In this study, it was observed that the MeOH extract and n-BuOH fraction of C. arvensis and their loaded Alg-Cs/NPs have admirable anti-cancer activity compared to the standard drug doxorubicin. Also, the encapsulation of both the MeOH ext. and n-BuOH fr. of C. arvensis has enhanced their anti- cancer activity and lowered the IC50 from 153.7and 141.1 µg/ml for methanolic and n-BuOH extracts to 93.11and 86.54 µg/ml, alternatively. Moreover, the encapsulation of the MeOH ext. and n-BuOH fraction thought Alg-Cs/NPs has enhanced the safety of C. arvensis on normal cells and actually increased the viability of Vero cell lines by 10%.

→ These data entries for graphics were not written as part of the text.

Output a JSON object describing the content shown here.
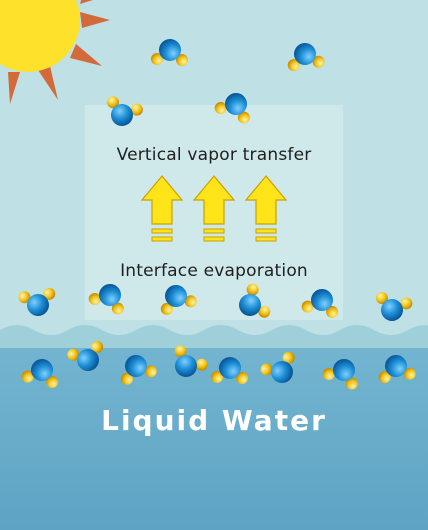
{
  "labels": {
    "vertical_transfer": "Vertical vapor transfer",
    "interface_evaporation": "Interface evaporation",
    "liquid_water": "Liquid Water"
  },
  "icons": [
    "sun-icon",
    "water-molecule-icon",
    "up-arrow-icon"
  ],
  "colors": {
    "sky": "#bfe1e6",
    "sky_panel": "#cfe8ea",
    "interface_water": "#9fd0da",
    "liquid_water": "#6aaecb",
    "sun_body": "#fde12a",
    "sun_rays": "#d26a3a",
    "oxygen": "#1e8fd6",
    "hydrogen": "#f2c21a",
    "arrow_fill": "#ffe419",
    "arrow_stroke": "#c9a100",
    "label_text": "#1f1f1f",
    "liquid_label_text": "#ffffff"
  }
}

The findings align with prior research demonstrating the anti-microbial properties of C. arvensis against both gram-positive and gram-negative bacteria [19, 55, 61]. The assessment of anti-microbial efficacy was performed on clinically relevant pathogenic bacteria (E. coli and S. aureus) by using MICs tests and disc diffusion. Nearly the same inhibition zone (22 ± 0.82 mm) against S. aureus compared to 21.35 ± 0.76 mm. Furthermore, the encapsulation of the aqueous and ethanolic extracts thought Alg-Cs/NPs enhanced the anti-microbial effects of C. arvensis and actually decreased the MIC from 31.25 to 7.78 bacteria.

The treatment’s effectiveness and cellular absorption can be significantly impacted by the size, shape, and surface chemistry of NPs revealed that the obtained C. arvensis- Alg/Cs-NPs had a suitable size for use in therapeutic applications and could be useful for the treatment of liver cancers [62].